Insect identification by combining different neural networks
[abstract] Background: Traditional insect species classification relies on taxonomic experts examining unique physical characteristics of specimens, a time-consuming and error-prone process. Machine learning (ML) offers a promising alternative by identifying subtle morphological and genetic differences computationally. However, most existing approaches classify undescribed species as outliers, which limits their utility for biodiversity monitoring. Objective: This study aims to develop an ML method capable of simultaneously classifying described species and grouping undescribed species by genus, thereby advancing the field of automated insect classification. Method: We propose a novel ensemble approach combining neural networks (convolutional and attention-based) and Support Vector Machines (SVM), with both DNA barcoding and insect images as input data. To optimize the neural networks for diverse data types, we transform one-dimensional feature vectors into matrices using wavelet transforms. Additionally, a transformer-based architecture integrates DNA barcoding and image features for enhanced classification accuracy.Experimental Results: Our method was evaluated on a comprehensive dataset containing paired insect images and DNA barcodes for 1,040 species across four insect orders. The results demonstrate superior performance compared to existing methods in classifying described species and grouping undescribed ones by genus.

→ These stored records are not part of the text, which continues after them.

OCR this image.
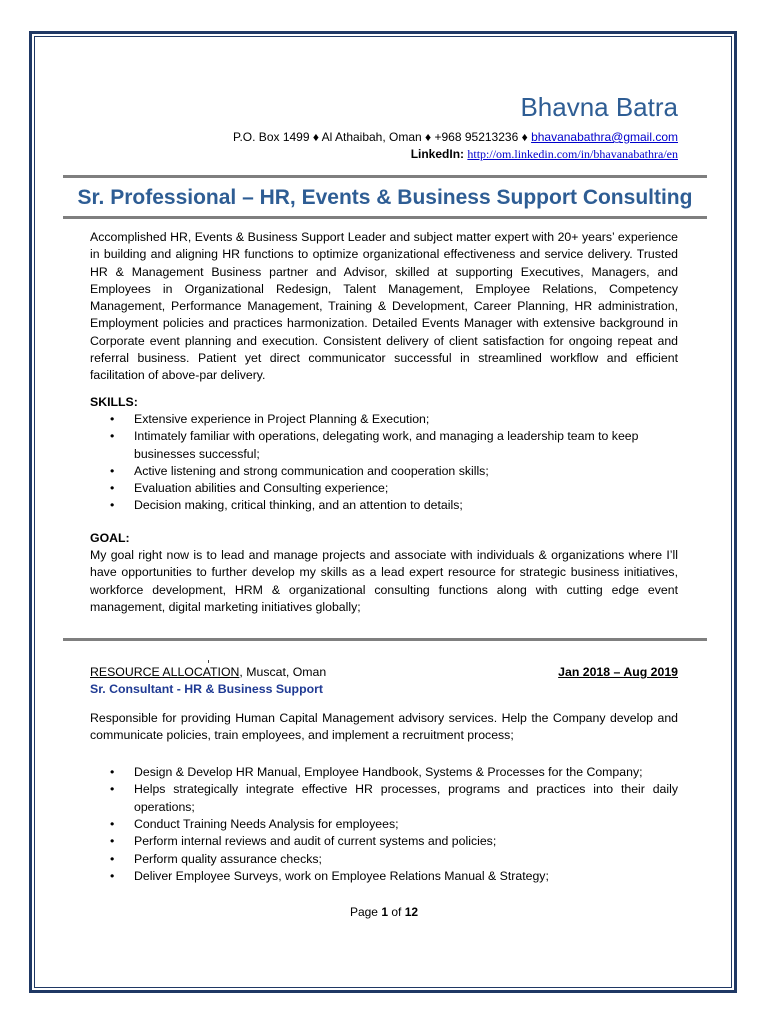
Bhavna Batra
P.O. Box 1499 ♦ Al Athaibah, Oman ♦ +968 95213236 ♦ bhavanabathra@gmail.com
LinkedIn: http://om.linkedin.com/in/bhavanabathra/en
Sr. Professional – HR, Events & Business Support Consulting
Accomplished HR, Events & Business Support Leader and subject matter expert with 20+ years’ experience in building and aligning HR functions to optimize organizational effectiveness and service delivery. Trusted HR & Management Business partner and Advisor, skilled at supporting Executives, Managers, and Employees in Organizational Redesign, Talent Management, Employee Relations, Competency Management, Performance Management, Training & Development, Career Planning, HR administration, Employment policies and practices harmonization. Detailed Events Manager with extensive background in Corporate event planning and execution. Consistent delivery of client satisfaction for ongoing repeat and referral business. Patient yet direct communicator successful in streamlined workflow and efficient facilitation of above-par delivery.
SKILLS:
• Extensive experience in Project Planning & Execution;
• Intimately familiar with operations, delegating work, and managing a leadership team to keep businesses successful;
• Active listening and strong communication and cooperation skills;
• Evaluation abilities and Consulting experience;
• Decision making, critical thinking, and an attention to details;
GOAL:
My goal right now is to lead and manage projects and associate with individuals & organizations where I’ll have opportunities to further develop my skills as a lead expert resource for strategic business initiatives, workforce development, HRM & organizational consulting functions along with cutting edge event management, digital marketing initiatives globally;
RESOURCE ALLOCATION, Muscat, Oman	Jan 2018 – Aug 2019
Sr. Consultant - HR & Business Support
Responsible for providing Human Capital Management advisory services. Help the Company develop and communicate policies, train employees, and implement a recruitment process;
• Design & Develop HR Manual, Employee Handbook, Systems & Processes for the Company;
• Helps strategically integrate effective HR processes, programs and practices into their daily operations;
• Conduct Training Needs Analysis for employees;
• Perform internal reviews and audit of current systems and policies;
• Perform quality assurance checks;
• Deliver Employee Surveys, work on Employee Relations Manual & Strategy;
Page 1 of 12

Conclusion: The proposed approach represents a significant advancement in automated insect classification, addressing both described and undescribed species. This method has the potential to revolutionize global biodiversity monitoring. The MATLAB/PyTorch source code and dataset used are available at https://github.com/LorisNanni/Insect-identificatio.
Keywords ensemble; convolutional neural networks; support vector machine; attention network; insect classification; DNA barcode.